Quantum computing startup IonQ has announced its road map for the next few years. “IonQ will deploy modular quantum computers small enough to be networked together in a datacenter, by 2023 and by 2025, they expect to achieve a broad quantum advantage,” said Peter Chapman, President and CEO in a blog announcement.
Based on Algorithmic Qubits metric
IonQ introduces a new benchmark, called Algorithmic Qubits. The company also introduced an Algorithmic Qubit Calculator to help customers to compare systems. IonQ’s roadmap is based on the Algorithmic Qubits metric. For the next few years, IonQ will focus on improving the quality of its quantum logic gate operations to continue to increase system AQ. The second focus of IonQ is to implement quantum error correction with low overhead and to scale the number of physical qubits to substantially boost system AQ further.

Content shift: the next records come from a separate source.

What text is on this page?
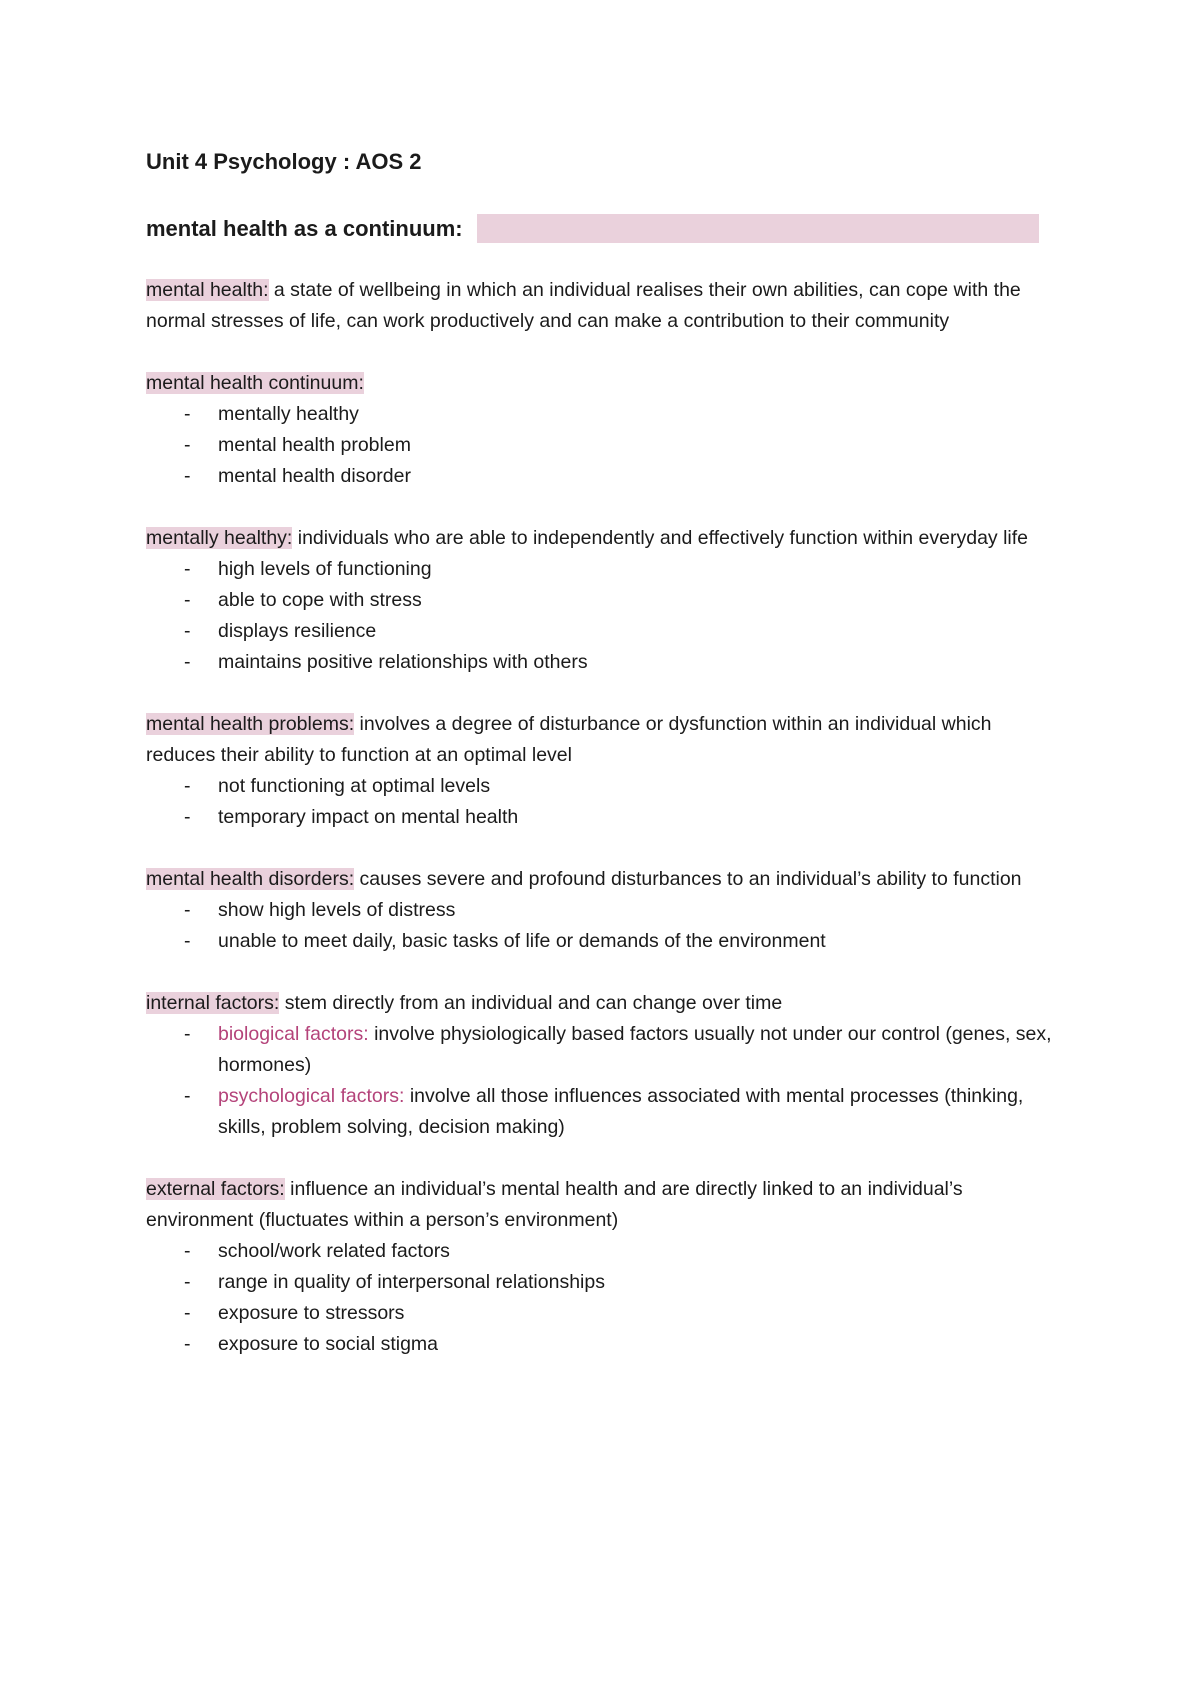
Unit 4 Psychology : AOS 2
mental health as a continuum:

mental health: a state of wellbeing in which an individual realises their own abilities, can cope with the normal stresses of life, can work productively and can make a contribution to their community

mental health continuum:

- mentally healthy
- mental health problem
- mental health disorder

mentally healthy: individuals who are able to independently and effectively function within everyday life

- high levels of functioning
- able to cope with stress
- displays resilience
- maintains positive relationships with others

mental health problems: involves a degree of disturbance or dysfunction within an individual which reduces their ability to function at an optimal level

- not functioning at optimal levels
- temporary impact on mental health

mental health disorders: causes severe and profound disturbances to an individual’s ability to function

- show high levels of distress
- unable to meet daily, basic tasks of life or demands of the environment

internal factors: stem directly from an individual and can change over time

- biological factors: involve physiologically based factors usually not under our control (genes, sex, hormones)
- psychological factors: involve all those influences associated with mental processes (thinking, skills, problem solving, decision making)

external factors: influence an individual’s mental health and are directly linked to an individual’s environment (fluctuates within a person’s environment)

- school/work related factors
- range in quality of interpersonal relationships
- exposure to stressors
- exposure to social stigma
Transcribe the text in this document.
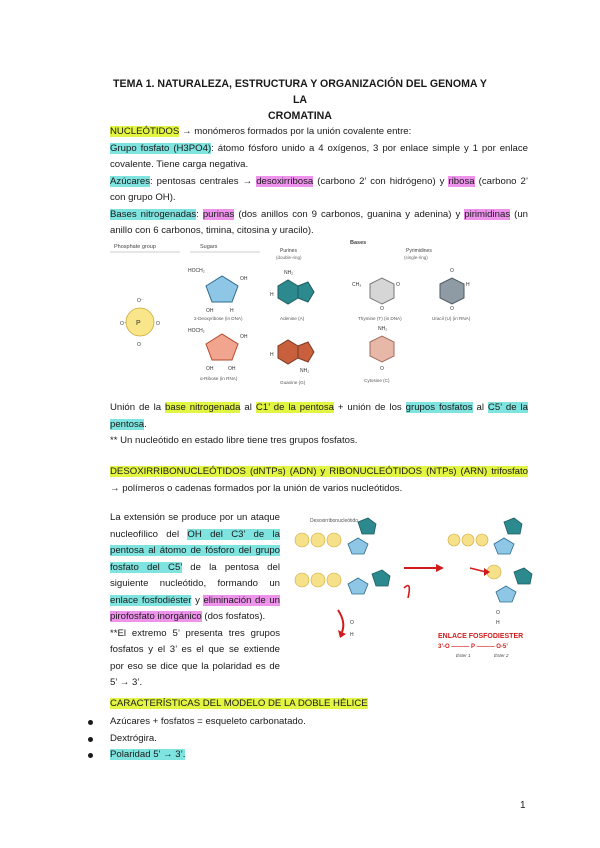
TEMA 1. NATURALEZA, ESTRUCTURA Y ORGANIZACIÓN DEL GENOMA Y LA
CROMATINA
NUCLEÓTIDOS → monómeros formados por la unión covalente entre:
Grupo fosfato (H3PO4): átomo fósforo unido a 4 oxígenos, 3 por enlace simple y 1 por enlace covalente. Tiene carga negativa.
Azúcares: pentosas centrales → desoxirribosa (carbono 2’ con hidrógeno) y ribosa (carbono 2’ con grupo OH).
Bases nitrogenadas: purinas (dos anillos con 9 carbonos, guanina y adenina) y pirimidinas (un anillo con 6 carbonos, timina, citosina y uracilo).
Phosphate group	Sugars
Bases
Purines
(double-ring)
Pyrimidines
(single-ring)
P
O⁻
O⁻	O
O
HOCH₂
OH
OH	H
2-Deoxyribose (in DNA)
HOCH₂
OH
OH	OH
α-Ribose (in RNA)
NH₂
H
Adenine (A)
H
NH₂
Guanine (G)
CH₃	O
O
Thymine (T) (in DNA)
O
H
O
Uracil (U) (in RNA)
NH₂
O
Cytosine (C)
Unión de la base nitrogenada al C1’ de la pentosa + unión de los grupos fosfatos al C5’ de la pentosa.
** Un nucleótido en estado libre tiene tres grupos fosfatos.
DESOXIRRIBONUCLEÓTIDOS (dNTPs) (ADN) y RIBONUCLEÓTIDOS (NTPs) (ARN) trifosfato → polímeros o cadenas formados por la unión de varios nucleótidos.
La extensión se produce por un ataque nucleofílico del OH del C3’ de la pentosa al átomo de fósforo del grupo fosfato del C5’ de la pentosa del siguiente nucleótido, formando un enlace fosfodiéster y eliminación de un pirofosfato inorgánico (dos fosfatos).
**El extremo 5’ presenta tres grupos fosfatos y el 3’ es el que se extiende por eso se dice que la polaridad es de 5’ → 3’.
Desoxirribonucleótido
O
H
O
H
ENLACE FOSFODIESTER
3’-O ——— P ——— O-5’
Éster 1	Éster 2
CARACTERÍSTICAS DEL MODELO DE LA DOBLE HÉLICE
Azúcares + fosfatos = esqueleto carbonatado.
Dextrógira.
Polaridad 5’ → 3’.
1
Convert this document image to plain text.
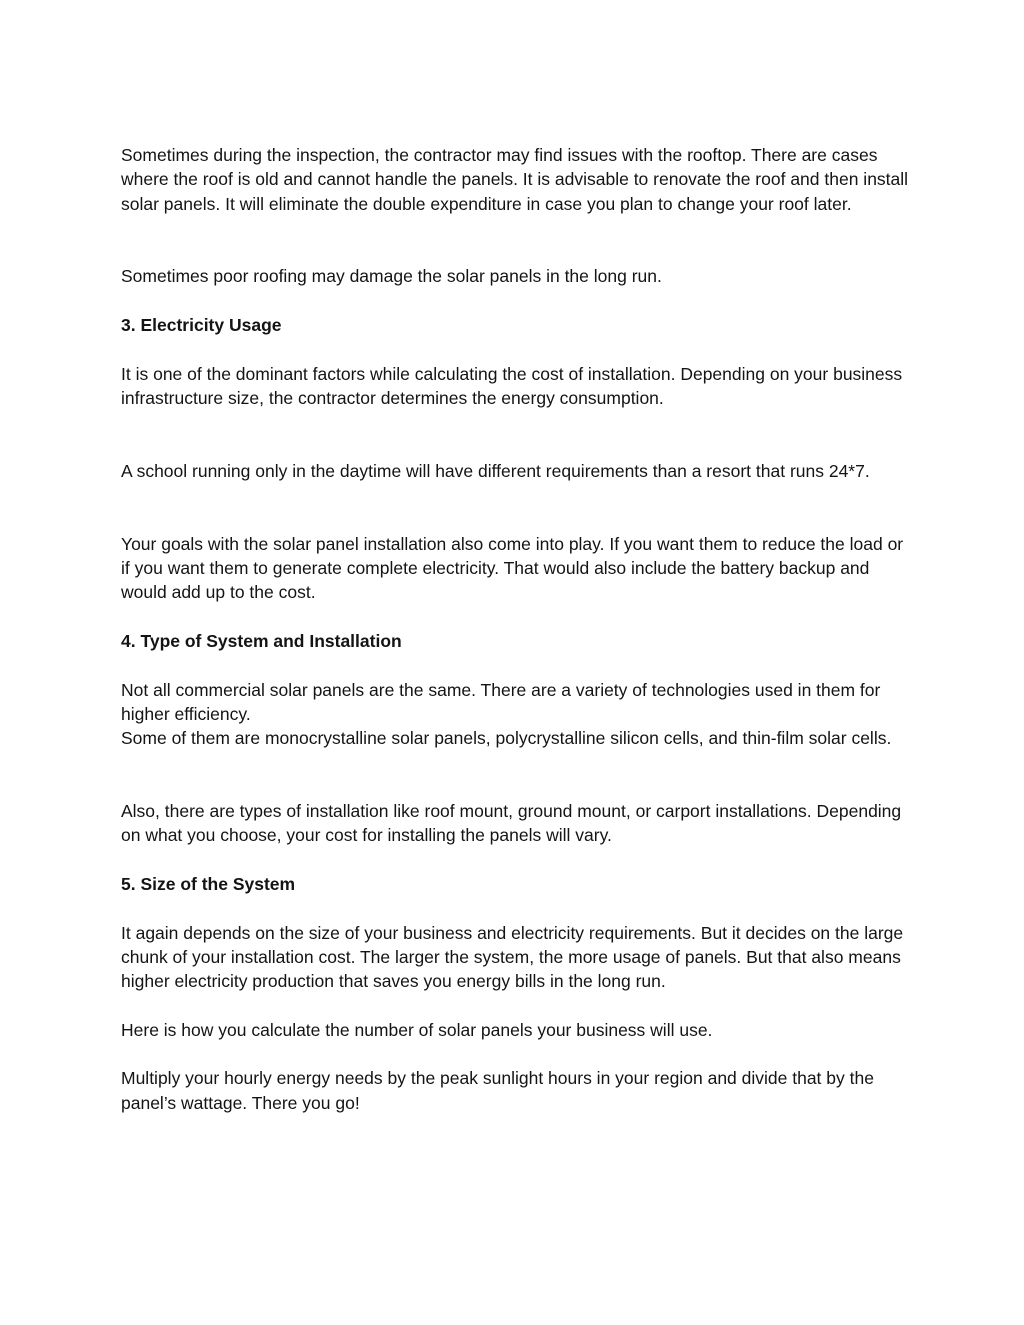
Sometimes during the inspection, the contractor may find issues with the rooftop. There are cases where the roof is old and cannot handle the panels. It is advisable to renovate the roof and then install solar panels. It will eliminate the double expenditure in case you plan to change your roof later.

Sometimes poor roofing may damage the solar panels in the long run.

3. Electricity Usage

It is one of the dominant factors while calculating the cost of installation. Depending on your business infrastructure size, the contractor determines the energy consumption.

A school running only in the daytime will have different requirements than a resort that runs 24*7.

Your goals with the solar panel installation also come into play. If you want them to reduce the load or if you want them to generate complete electricity. That would also include the battery backup and would add up to the cost.

4. Type of System and Installation

Not all commercial solar panels are the same. There are a variety of technologies used in them for higher efficiency.

Some of them are monocrystalline solar panels, polycrystalline silicon cells, and thin-film solar cells.

Also, there are types of installation like roof mount, ground mount, or carport installations. Depending on what you choose, your cost for installing the panels will vary.

5. Size of the System

It again depends on the size of your business and electricity requirements. But it decides on the large chunk of your installation cost. The larger the system, the more usage of panels. But that also means higher electricity production that saves you energy bills in the long run.

Here is how you calculate the number of solar panels your business will use.

Multiply your hourly energy needs by the peak sunlight hours in your region and divide that by the panel’s wattage. There you go!
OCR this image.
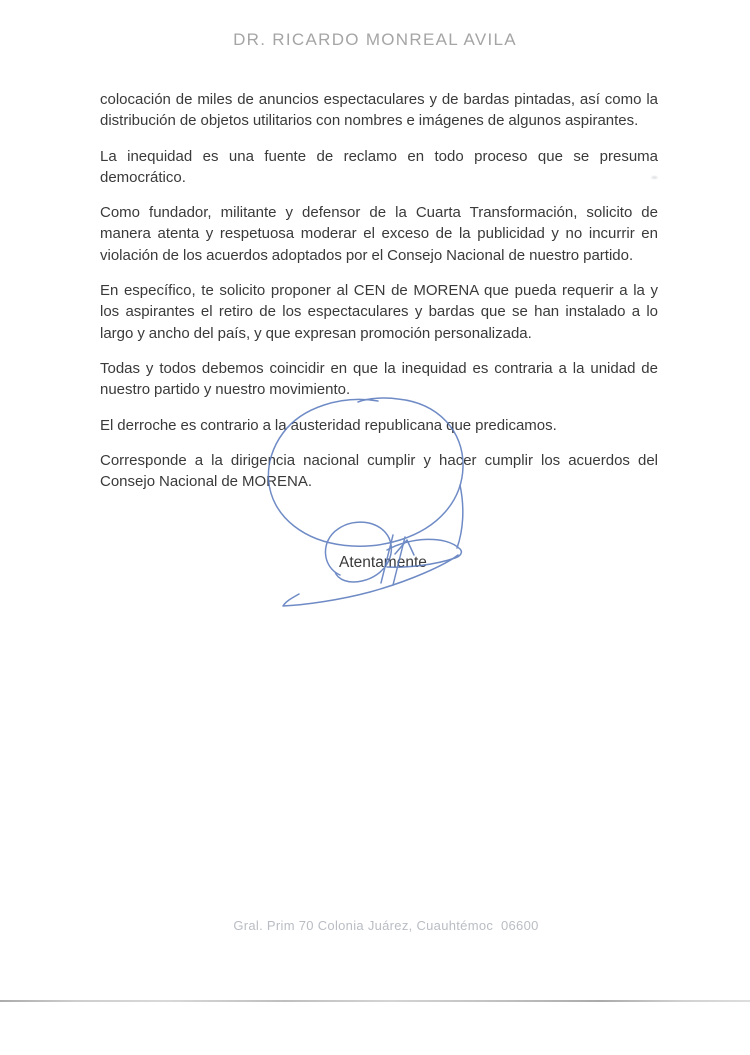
DR. RICARDO MONREAL AVILA

colocación de miles de anuncios espectaculares y de bardas pintadas, así como la distribución de objetos utilitarios con nombres e imágenes de algunos aspirantes.

La inequidad es una fuente de reclamo en todo proceso que se presuma democrático.

Como fundador, militante y defensor de la Cuarta Transformación, solicito de manera atenta y respetuosa moderar el exceso de la publicidad y no incurrir en violación de los acuerdos adoptados por el Consejo Nacional de nuestro partido.

En específico, te solicito proponer al CEN de MORENA que pueda requerir a la y los aspirantes el retiro de los espectaculares y bardas que se han instalado a lo largo y ancho del país, y que expresan promoción personalizada.

Todas y todos debemos coincidir en que la inequidad es contraria a la unidad de nuestro partido y nuestro movimiento.

El derroche es contrario a la austeridad republicana que predicamos.

Corresponde a la dirigencia nacional cumplir y hacer cumplir los acuerdos del Consejo Nacional de MORENA.

Atentamente
Gral. Prim 70 Colonia Juárez, Cuauhtémoc  06600
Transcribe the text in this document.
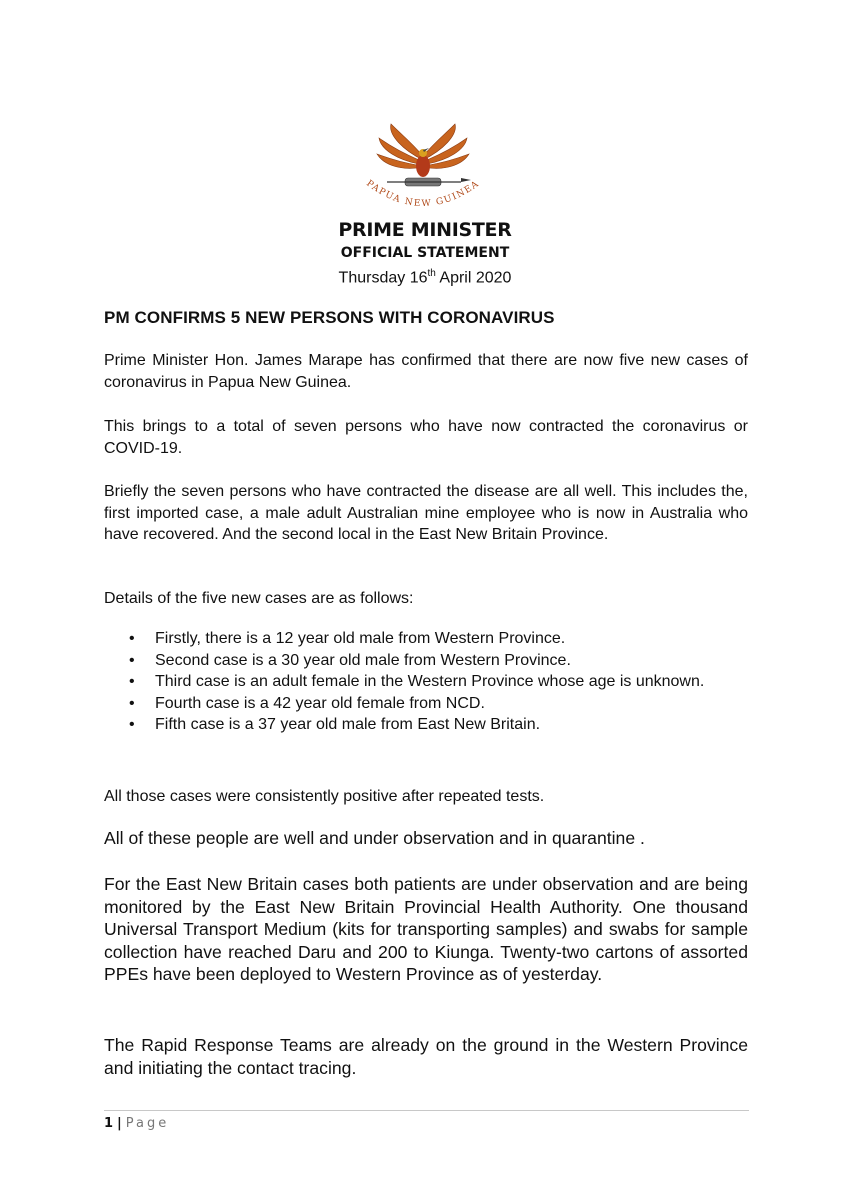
PAPUA NEW GUINEA
PRIME MINISTER
OFFICIAL STATEMENT
Thursday 16th April 2020
PM CONFIRMS 5 NEW PERSONS WITH CORONAVIRUS
Prime Minister Hon. James Marape has confirmed that there are now five new cases of coronavirus in Papua New Guinea.
This brings to a total of seven persons who have now contracted the coronavirus or COVID-19.
Briefly the seven persons who have contracted the disease are all well. This includes the, first imported case, a male adult Australian mine employee who is now in Australia who have recovered. And the second local in the East New Britain Province.
Details of the five new cases are as follows:
• Firstly, there is a 12 year old male from Western Province.
• Second case is a 30 year old male from Western Province.
• Third case is an adult female in the Western Province whose age is unknown.
• Fourth case is a 42 year old female from NCD.
• Fifth case is a 37 year old male from East New Britain.
All those cases were consistently positive after repeated tests.
All of these people are well and under observation and in quarantine .
For the East New Britain cases both patients are under observation and are being monitored by the East New Britain Provincial Health Authority. One thousand Universal Transport Medium (kits for transporting samples) and swabs for sample collection have reached Daru and 200 to Kiunga. Twenty-two cartons of assorted PPEs have been deployed to Western Province as of yesterday.
The Rapid Response Teams are already on the ground in the Western Province and initiating the contact tracing.
1 | Page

A single chip with the size of a half-dollar
Its systems will be powerful enough to achieve broad quantum advantage across a wide variety of use cases. The actual quantum chip is currently the size of a half-dollar and the company is now working on essentially putting the core of its technology on a single chip, with all of the optics that make its system work integrated.
IonQ has recently released 32 qubit system with 99.9% fidelity already features 22 Algorithmic Qubits, and this system is but the first of three new systems already in development.